A short, practical tour of Bandera's targeting, rollout, and operations features. Every example assumes Bandera is configured with a store (see the README). enable/2, disable/2, and clear/2 accept an optional by: identity (see Audit log).

Fail-open default

enabled?/2 returns false if the store is unreachable. Pass default: true to fail open for a specific call instead — useful for flags that should stay on if your flag backend has a blip:

# returns true if the store errors, instead of the global false
Bandera.enabled?(:checkout, default: true)

Bandera.enabled?(:checkout, for: current_user, default: true)

The default only applies when the lookup fails; a flag that simply isn't set is still false.

Audit log

Bandera.Audit turns Bandera's write telemetry into structured change events. It's opt-in: attach a handler once at boot and forward events wherever you like.

Bandera.Audit.attach(:my_audit, fn event ->
  MyApp.AuditLog.insert!(event)
end)

Each %Bandera.Audit.Event{} carries :action (:enable | :disable | :clear), :flag_name, :options, :result, :actor, and :at (a DateTime). Record who made a change by passing by: to any write:

Bandera.enable(:promo, by: "admin@example.com")
# => %Bandera.Audit.Event{action: :enable, flag_name: :promo, actor: "admin@example.com", ...}

Detach with Bandera.Audit.detach(:my_audit).

Multivariate flags

Instead of on/off, a flag can return one of N named variants, stable per actor (the same actor always lands in the same variant for a given flag). Weights are relative.

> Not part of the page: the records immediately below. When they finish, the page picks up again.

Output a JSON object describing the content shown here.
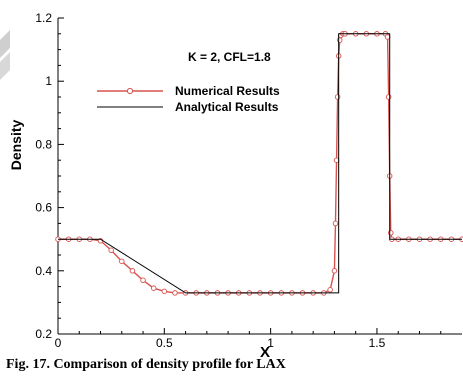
{
  "chart_data": {
    "type": "line",
    "xlabel": "X",
    "ylabel": "Density",
    "xlim": [
      0,
      1.9
    ],
    "ylim": [
      0.2,
      1.2
    ],
    "xticks": [
      {
        "v": 0,
        "label": "0"
      },
      {
        "v": 0.5,
        "label": "0.5"
      },
      {
        "v": 1,
        "label": "1"
      },
      {
        "v": 1.5,
        "label": "1.5"
      }
    ],
    "yticks": [
      {
        "v": 0.2,
        "label": "0.2"
      },
      {
        "v": 0.4,
        "label": "0.4"
      },
      {
        "v": 0.6,
        "label": "0.6"
      },
      {
        "v": 0.8,
        "label": "0.8"
      },
      {
        "v": 1,
        "label": "1"
      },
      {
        "v": 1.2,
        "label": "1.2"
      }
    ],
    "annotation": "K = 2,  CFL=1.8",
    "legend_position": "upper-left",
    "grid": false,
    "series": [
      {
        "name": "Numerical Results",
        "color": "#d9534f",
        "marker": "circle",
        "x": [
          0,
          0.05,
          0.1,
          0.15,
          0.2,
          0.25,
          0.3,
          0.35,
          0.4,
          0.45,
          0.5,
          0.55,
          0.6,
          0.65,
          0.7,
          0.75,
          0.8,
          0.85,
          0.9,
          0.95,
          1.0,
          1.05,
          1.1,
          1.15,
          1.2,
          1.25,
          1.28,
          1.3,
          1.305,
          1.31,
          1.315,
          1.32,
          1.325,
          1.33,
          1.34,
          1.35,
          1.4,
          1.45,
          1.5,
          1.54,
          1.55,
          1.555,
          1.56,
          1.565,
          1.57,
          1.6,
          1.65,
          1.7,
          1.75,
          1.8,
          1.85,
          1.9
        ],
        "y": [
          0.5,
          0.5,
          0.5,
          0.5,
          0.495,
          0.465,
          0.43,
          0.4,
          0.37,
          0.345,
          0.335,
          0.33,
          0.33,
          0.33,
          0.33,
          0.33,
          0.33,
          0.33,
          0.33,
          0.33,
          0.33,
          0.33,
          0.33,
          0.33,
          0.33,
          0.33,
          0.34,
          0.4,
          0.55,
          0.75,
          0.95,
          1.08,
          1.13,
          1.145,
          1.15,
          1.15,
          1.15,
          1.15,
          1.15,
          1.15,
          1.14,
          0.95,
          0.7,
          0.52,
          0.5,
          0.5,
          0.5,
          0.5,
          0.5,
          0.5,
          0.5,
          0.5
        ]
      },
      {
        "name": "Analytical Results",
        "color": "#000000",
        "x": [
          0,
          0.2,
          0.6,
          1.32,
          1.32,
          1.56,
          1.56,
          1.9
        ],
        "y": [
          0.5,
          0.5,
          0.33,
          0.33,
          1.15,
          1.15,
          0.5,
          0.5
        ]
      }
    ]
  },
  "caption": "Fig. 17. Comparison of density profile for LAX"
}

Bandera.put_variants(:checkout_button, %{"blue" => 1, "green" => 1, "red" => 2})

case Bandera.variant(:checkout_button, for: current_user) do
  "blue"  -> ...
  "green" -> ...
  "red"   -> ...
end

# No variant gate / no actor / store error -> the :default (nil if unset)
Bandera.variant(:checkout_button, for: current_user, default: "blue")

A weight of 0 means a variant is never served (handy for ramping a variant down to nothing without removing it).

Targeting rules and context

Pass a context map (%{"attribute" => value}) and gate the flag on it with enable(when:). A rule matches only when all of its constraints hold.

Bandera.enable(:eu_pricing, when: [
  {"country", :in, ["DE", "FR", "ES"]},
  {"plan", :eq, "premium"}
])

Bandera.enabled?(:eu_pricing, context: %{"country" => "FR", "plan" => "premium"})
# => true

Supported operators:

OperatorMeaning
:eq, :neqequal / not equal
:in, :not_inmembership in a list
:containssubstring (strings)
:gt, :gte, :lt, :lteordering (numbers or strings)
:matchesunanchored regex match — "admin" matches "superadmin"; use ^/$ for full-string; an invalid pattern never matches

A missing context attribute never matches. Rule gates compose with the usual actor/group/boolean/percentage gates.

Reusable segments

A segment is a named, reusable set of constraints. Define it once, then point any number of flags at it; editing the segment updates every flag that uses it.

Bandera.put_segment(:premium_us, [
  {"plan", :eq, "premium"},
  {"country", :eq, "US"}
])

Bandera.enable(:new_billing, for_segment: :premium_us)

Bandera.enabled?(:new_billing, context: %{"plan" => "premium", "country" => "US"})
# => true

Segments are expanded at evaluation time against the current context.

Prerequisites

A flag can require another flag to be in a particular state. Prerequisites only veto — the child still needs its own granting gate.

Bandera.enable(:parent_feature)

Bandera.enable(:child_feature, requires: :parent_feature)
Bandera.enable(:child_feature)            # the child's own grant

Bandera.enabled?(:child_feature)          # true only while :parent_feature is on

Require a parent to be off with requires: {:parent, false}. Cycles and broken chains resolve to false rather than looping.

Scheduling

A schedule gate enables a flag only within an ISO-8601 time window (UTC). Either bound may be nil for an open-ended start or end.

Bandera.enable(:black_friday,
  schedule: {"2026-11-27T00:00:00Z", "2026-11-30T23:59:59Z"})

Bandera.enabled?(:black_friday)   # true only inside the window

Comparisons are always in UTC; a malformed stored window fails closed (the flag is simply not enabled by the schedule).

Finding stale flags

Bandera.Usage records, in ETS, the last time each flag was evaluated. Start it in your supervision tree and attach it once at boot:

children = [
  # ...
  Bandera.Usage
]

# after the tree is up:
Bandera.Usage.attach()

Then list flags that haven't been evaluated recently (or ever):

Bandera.stale_flags(older_than: 30)   # flags untouched for 30+ days

Or from the command line:

mix bandera.flags             # list all flags
mix bandera.flags --stale --older-than 30

Bandera.Usage is entirely opt-in: if it isn't running, stale_flags/1 treats every flag as never-evaluated and the mix task prints a warning.